I do not want to rewrite every ExternalTask process to log any private files it generates to some nonstandard, unsupported file system database. I realize this is not the most critical issue on my project, but what if the ExternalTask fails, not reaching the step where it updates the database? What if some other developer writes a workflow or ExternalTask that doesn't log it's private files? I want to use the core functionality of the product, not a custom solution every time I have to do anything.
Regards,
-John
Adam Stoller
At the risk of stirring up some mud here - could you explain what these temporary files contain?
You indicate that you needed to create this "hacK" of temporary files for some aspect of your workflow process - without knowing what these files are used for it is difficult to figure out if there was a better solution - one that might not require temporary files, and thus might not require trying to clean up temporary files...
--fish
(Interwoven Senior Technical Consultant)
Migrateduser
Navigation is generated dynamically by indexing the contents in each folder - each folder contains an index.xml which contains link titles, descriptions, etc. for the files and folders in that directory. When content is added, updated or removed the index for that directory has to be updated. But since there could be two users creating content in one directory and one might not be approved (so it needs to not appear on the other's index.xml), each job should have it's own index.xml (basically I always enforce a rule that any one file path can only be involved in one job at a time).

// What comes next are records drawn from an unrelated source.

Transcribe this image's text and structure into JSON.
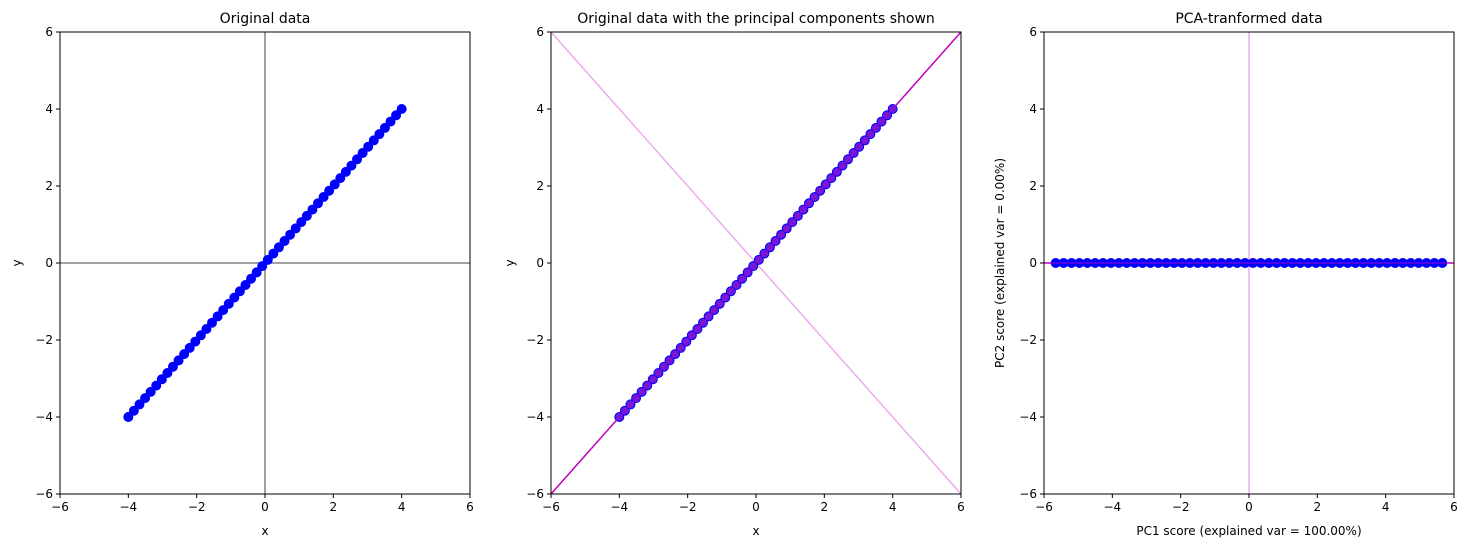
{
  "figure": {
    "facecolor": "#ffffff"
  },
  "colors": {
    "points": "#0000ff",
    "crosshair": "#808080",
    "pc1": "#c000c0",
    "pc2": "#eeaaee",
    "points_overlay": "#6a1ad8"
  },
  "chart_data": [
    {
      "type": "scatter",
      "title": "Original data",
      "xlabel": "x",
      "ylabel": "y",
      "xlim": [
        -6,
        6
      ],
      "ylim": [
        -6,
        6
      ],
      "xticks": [
        -6,
        -4,
        -2,
        0,
        2,
        4,
        6
      ],
      "yticks": [
        -6,
        -4,
        -2,
        0,
        2,
        4,
        6
      ],
      "grid": false,
      "series": [
        {
          "points": {
            "x_start": -4,
            "x_end": 4,
            "count": 50,
            "relation": "y = x"
          }
        }
      ],
      "reference_lines": [
        {
          "orientation": "vertical",
          "x": 0,
          "color": "gray"
        },
        {
          "orientation": "horizontal",
          "y": 0,
          "color": "gray"
        }
      ]
    },
    {
      "type": "scatter",
      "title": "Original data with the principal components shown",
      "xlabel": "x",
      "ylabel": "y",
      "xlim": [
        -6,
        6
      ],
      "ylim": [
        -6,
        6
      ],
      "xticks": [
        -6,
        -4,
        -2,
        0,
        2,
        4,
        6
      ],
      "yticks": [
        -6,
        -4,
        -2,
        0,
        2,
        4,
        6
      ],
      "grid": false,
      "series": [
        {
          "points": {
            "x_start": -4,
            "x_end": 4,
            "count": 50,
            "relation": "y = x"
          }
        }
      ],
      "component_lines": [
        {
          "slope": 1,
          "color": "magenta"
        },
        {
          "slope": -1,
          "color": "light-pink"
        }
      ]
    },
    {
      "type": "scatter",
      "title": "PCA-tranformed data",
      "xlabel": "PC1 score (explained var =  100.00%)",
      "ylabel": "PC2 score (explained var =  0.00%)",
      "xlim": [
        -6,
        6
      ],
      "ylim": [
        -6,
        6
      ],
      "xticks": [
        -6,
        -4,
        -2,
        0,
        2,
        4,
        6
      ],
      "yticks": [
        -6,
        -4,
        -2,
        0,
        2,
        4,
        6
      ],
      "grid": false,
      "series": [
        {
          "points": {
            "x_start": -5.657,
            "x_end": 5.657,
            "count": 50,
            "relation": "y = 0"
          }
        }
      ],
      "reference_lines": [
        {
          "orientation": "vertical",
          "x": 0,
          "color": "light-pink"
        },
        {
          "orientation": "horizontal",
          "y": 0,
          "color": "magenta"
        }
      ]
    }
  ]
}
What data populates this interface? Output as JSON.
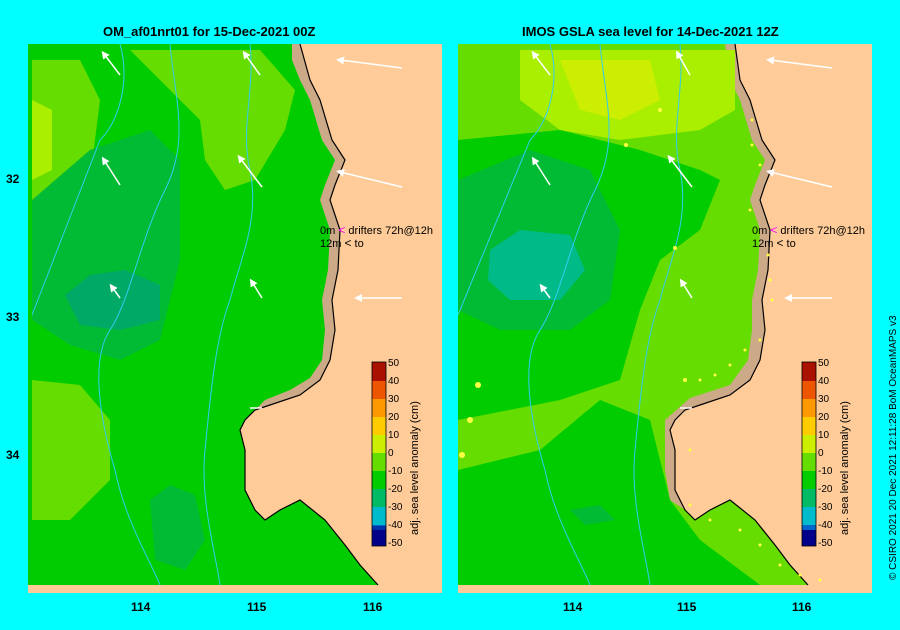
{
  "left_panel": {
    "title": "OM_af01nrt01 for 15-Dec-2021 00Z"
  },
  "right_panel": {
    "title": "IMOS GSLA sea level  for 14-Dec-2021 12Z"
  },
  "axes": {
    "lon_ticks": [
      "114",
      "115",
      "116"
    ],
    "lat_ticks": [
      "32",
      "33",
      "34"
    ]
  },
  "legend": {
    "row1_left": "0m",
    "row1_right": "drifters 72h@12h",
    "row2_left": "12m",
    "row2_right": "to",
    "row1_arrow": "<",
    "row2_arrow": "<",
    "row1_color": "#ff00ff",
    "row2_color": "#000000"
  },
  "colorbar": {
    "label": "adj. sea level anomaly (cm)",
    "ticks": [
      "50",
      "40",
      "30",
      "20",
      "10",
      "0",
      "-10",
      "-20",
      "-30",
      "-40",
      "-50"
    ]
  },
  "credit": "© CSIRO 2021   20 Dec 2021 12:11:28 BoM OceanMAPS v3"
}
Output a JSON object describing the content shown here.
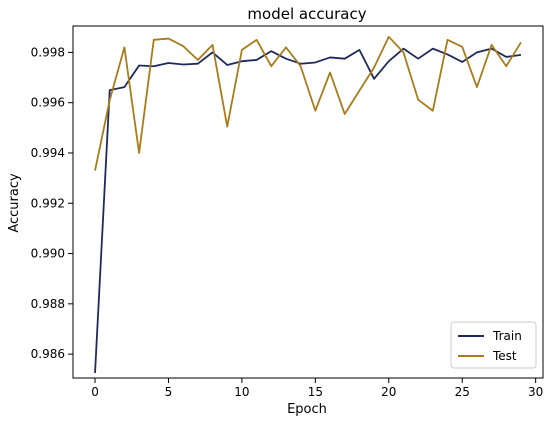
{
  "chart_data": {
    "type": "line",
    "title": "model accuracy",
    "xlabel": "Epoch",
    "ylabel": "Accuracy",
    "xlim": [
      -1.5,
      30.5
    ],
    "ylim": [
      0.98505,
      0.99905
    ],
    "x_ticks": [
      0,
      5,
      10,
      15,
      20,
      25,
      30
    ],
    "y_ticks": [
      0.986,
      0.988,
      0.99,
      0.992,
      0.994,
      0.996,
      0.998
    ],
    "x_tick_labels": [
      "0",
      "5",
      "10",
      "15",
      "20",
      "25",
      "30"
    ],
    "y_tick_labels": [
      "0.986",
      "0.988",
      "0.990",
      "0.992",
      "0.994",
      "0.996",
      "0.998"
    ],
    "legend_position": "bottom-right",
    "grid": false,
    "x": [
      0,
      1,
      2,
      3,
      4,
      5,
      6,
      7,
      8,
      9,
      10,
      11,
      12,
      13,
      14,
      15,
      16,
      17,
      18,
      19,
      20,
      21,
      22,
      23,
      24,
      25,
      26,
      27,
      28,
      29
    ],
    "series": [
      {
        "name": "Train",
        "color": "#1f2a5c",
        "values": [
          0.98525,
          0.9965,
          0.99662,
          0.99748,
          0.99745,
          0.99758,
          0.99752,
          0.99755,
          0.998,
          0.9975,
          0.99765,
          0.9977,
          0.99805,
          0.99775,
          0.99755,
          0.9976,
          0.9978,
          0.99775,
          0.9981,
          0.99695,
          0.99765,
          0.99815,
          0.99775,
          0.99815,
          0.99792,
          0.99762,
          0.998,
          0.99815,
          0.99782,
          0.9979
        ]
      },
      {
        "name": "Test",
        "color": "#a87c1a",
        "values": [
          0.9933,
          0.9961,
          0.9982,
          0.994,
          0.9985,
          0.99855,
          0.99825,
          0.9977,
          0.9983,
          0.99505,
          0.9981,
          0.9985,
          0.99745,
          0.9982,
          0.99745,
          0.99568,
          0.9972,
          0.99555,
          0.99648,
          0.9974,
          0.99862,
          0.998,
          0.99612,
          0.99568,
          0.9985,
          0.99822,
          0.99662,
          0.9983,
          0.99745,
          0.9984
        ]
      }
    ]
  }
}
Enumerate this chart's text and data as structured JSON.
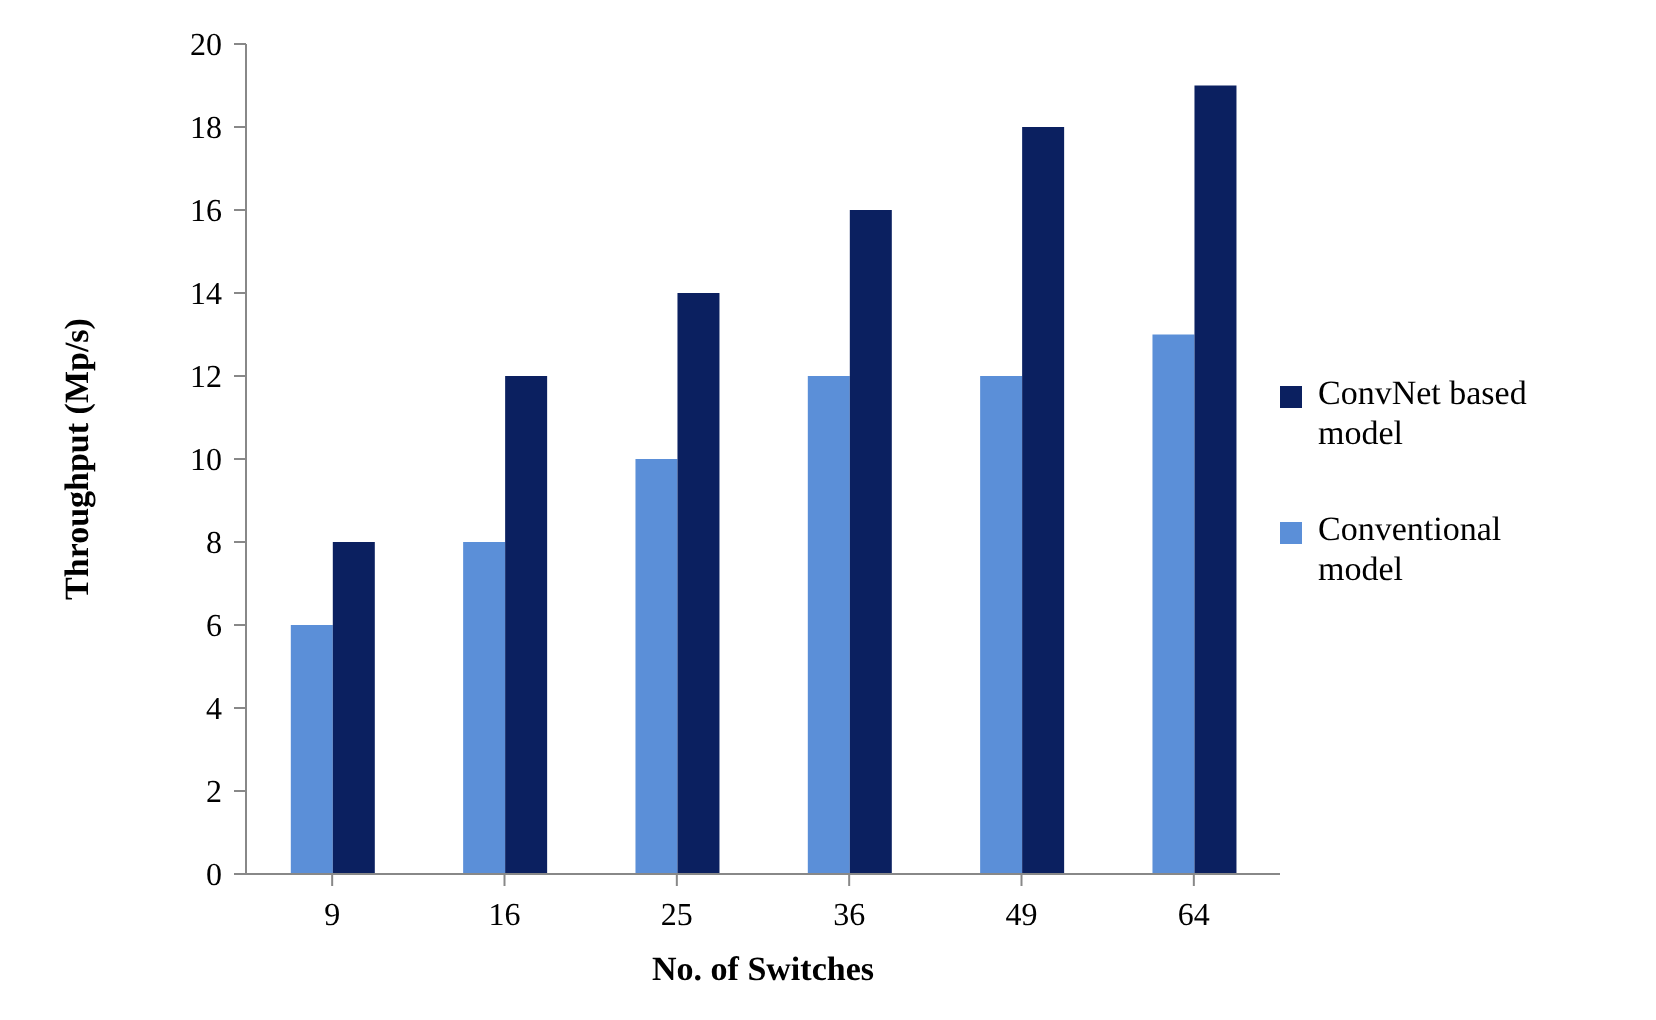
{
  "chart_data": {
    "type": "bar",
    "xlabel": "No. of Switches",
    "ylabel": "Throughput (Mp/s)",
    "categories": [
      "9",
      "16",
      "25",
      "36",
      "49",
      "64"
    ],
    "series": [
      {
        "name": "Conventional model",
        "color": "#5b8fd8",
        "values": [
          6,
          8,
          10,
          12,
          12,
          13
        ]
      },
      {
        "name": "ConvNet based model",
        "color": "#0b2060",
        "values": [
          8,
          12,
          14,
          16,
          18,
          19
        ]
      }
    ],
    "ylim": [
      0,
      20
    ],
    "yticks": [
      0,
      2,
      4,
      6,
      8,
      10,
      12,
      14,
      16,
      18,
      20
    ],
    "grid": false,
    "legend": "right"
  }
}
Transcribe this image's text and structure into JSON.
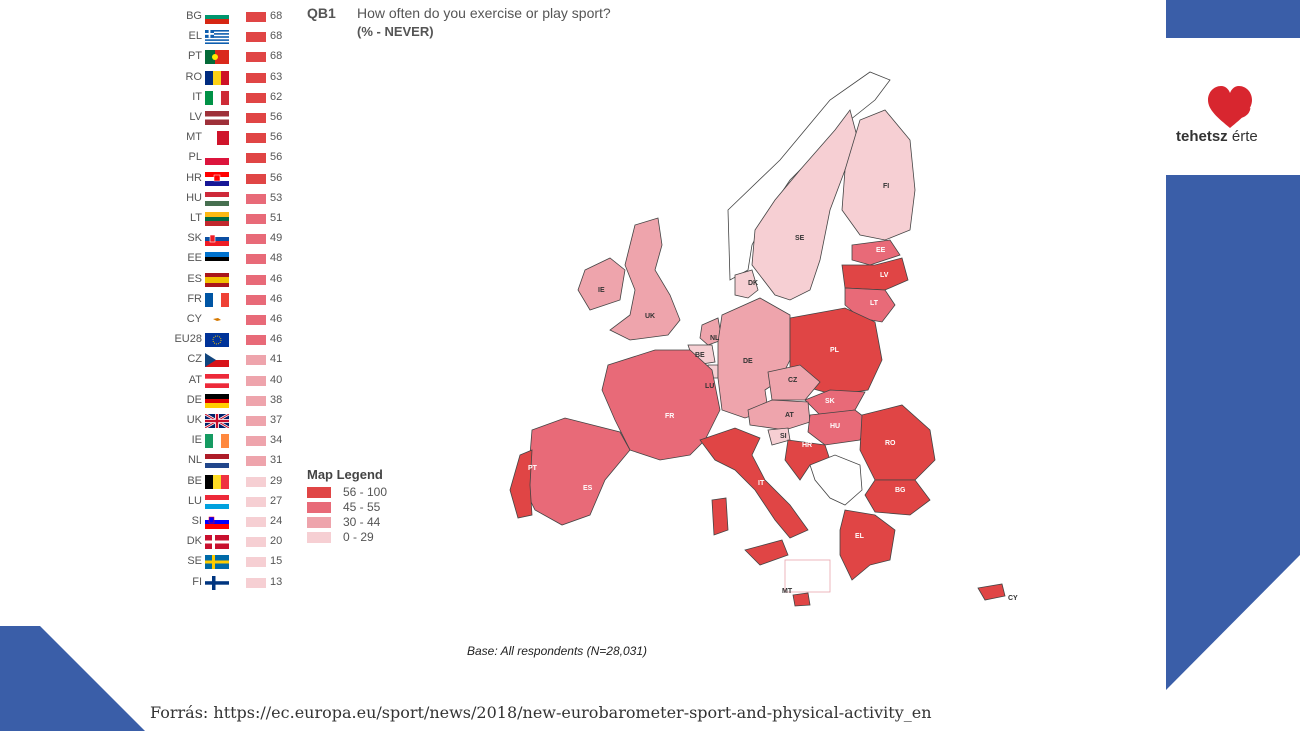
{
  "question": {
    "code": "QB1",
    "text": "How often do you exercise or play sport?",
    "subtitle": "(% - NEVER)"
  },
  "countries": [
    {
      "code": "BG",
      "value": "68",
      "flag": "bg"
    },
    {
      "code": "EL",
      "value": "68",
      "flag": "el"
    },
    {
      "code": "PT",
      "value": "68",
      "flag": "pt"
    },
    {
      "code": "RO",
      "value": "63",
      "flag": "ro"
    },
    {
      "code": "IT",
      "value": "62",
      "flag": "it"
    },
    {
      "code": "LV",
      "value": "56",
      "flag": "lv"
    },
    {
      "code": "MT",
      "value": "56",
      "flag": "mt"
    },
    {
      "code": "PL",
      "value": "56",
      "flag": "pl"
    },
    {
      "code": "HR",
      "value": "56",
      "flag": "hr"
    },
    {
      "code": "HU",
      "value": "53",
      "flag": "hu"
    },
    {
      "code": "LT",
      "value": "51",
      "flag": "lt"
    },
    {
      "code": "SK",
      "value": "49",
      "flag": "sk"
    },
    {
      "code": "EE",
      "value": "48",
      "flag": "ee"
    },
    {
      "code": "ES",
      "value": "46",
      "flag": "es"
    },
    {
      "code": "FR",
      "value": "46",
      "flag": "fr"
    },
    {
      "code": "CY",
      "value": "46",
      "flag": "cy"
    },
    {
      "code": "EU28",
      "value": "46",
      "flag": "eu"
    },
    {
      "code": "CZ",
      "value": "41",
      "flag": "cz"
    },
    {
      "code": "AT",
      "value": "40",
      "flag": "at"
    },
    {
      "code": "DE",
      "value": "38",
      "flag": "de"
    },
    {
      "code": "UK",
      "value": "37",
      "flag": "uk"
    },
    {
      "code": "IE",
      "value": "34",
      "flag": "ie"
    },
    {
      "code": "NL",
      "value": "31",
      "flag": "nl"
    },
    {
      "code": "BE",
      "value": "29",
      "flag": "be"
    },
    {
      "code": "LU",
      "value": "27",
      "flag": "lu"
    },
    {
      "code": "SI",
      "value": "24",
      "flag": "si"
    },
    {
      "code": "DK",
      "value": "20",
      "flag": "dk"
    },
    {
      "code": "SE",
      "value": "15",
      "flag": "se"
    },
    {
      "code": "FI",
      "value": "13",
      "flag": "fi"
    }
  ],
  "legend": {
    "title": "Map Legend",
    "items": [
      {
        "label": "56 - 100",
        "color": "#e04545"
      },
      {
        "label": "45 - 55",
        "color": "#e86a78"
      },
      {
        "label": "30 - 44",
        "color": "#eea4ac"
      },
      {
        "label": "0 - 29",
        "color": "#f6cfd3"
      }
    ]
  },
  "map_labels": [
    "FI",
    "SE",
    "EE",
    "LV",
    "LT",
    "IE",
    "UK",
    "DK",
    "NL",
    "BE",
    "DE",
    "PL",
    "LU",
    "CZ",
    "FR",
    "SK",
    "AT",
    "HU",
    "SI",
    "HR",
    "RO",
    "PT",
    "ES",
    "IT",
    "BG",
    "EL",
    "MT",
    "CY"
  ],
  "base_note": "Base: All respondents (N=28,031)",
  "source": "Forrás: https://ec.europa.eu/sport/news/2018/new-eurobarometer-sport-and-physical-activity_en",
  "logo": {
    "brand": "tehetsz",
    "suffix": " érte"
  },
  "colors": {
    "accent_blue": "#3a5ea8",
    "heart_red": "#d8262f"
  }
}
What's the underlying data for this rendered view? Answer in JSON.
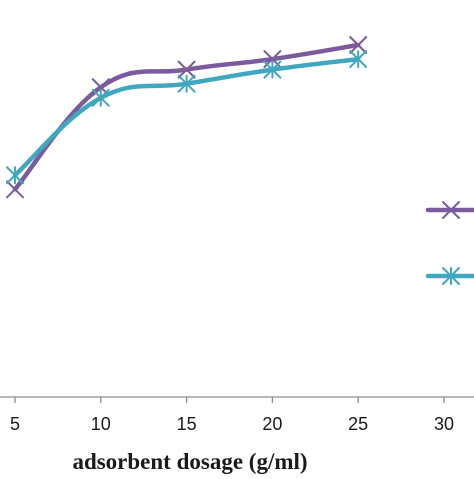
{
  "chart_data": {
    "type": "line",
    "title": "",
    "xlabel": "adsorbent dosage (g/ml)",
    "ylabel": "",
    "x": [
      5,
      10,
      15,
      20,
      25
    ],
    "xticks": [
      5,
      10,
      15,
      20,
      25,
      30
    ],
    "xlim": [
      5,
      30
    ],
    "ylim": [
      0,
      100
    ],
    "grid": false,
    "legend_position": "right",
    "series": [
      {
        "name": "",
        "color": "#7B5A9E",
        "marker": "x",
        "values": [
          59,
          88,
          93,
          96,
          100
        ]
      },
      {
        "name": "",
        "color": "#3FA7BF",
        "marker": "asterisk",
        "values": [
          63,
          85,
          89,
          93,
          96
        ]
      }
    ]
  }
}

So I was using private files that were specific to the job to store a copy of the data that would normally go in index.xml (for instance jobId.index.preview.xml) and attaching that to the job, then when the content is deployed it updates the real index.xml by reading from the corresponding directory in staging.
At this point I have decided not to generate the temporary files - users can preview content but can't preview navigation.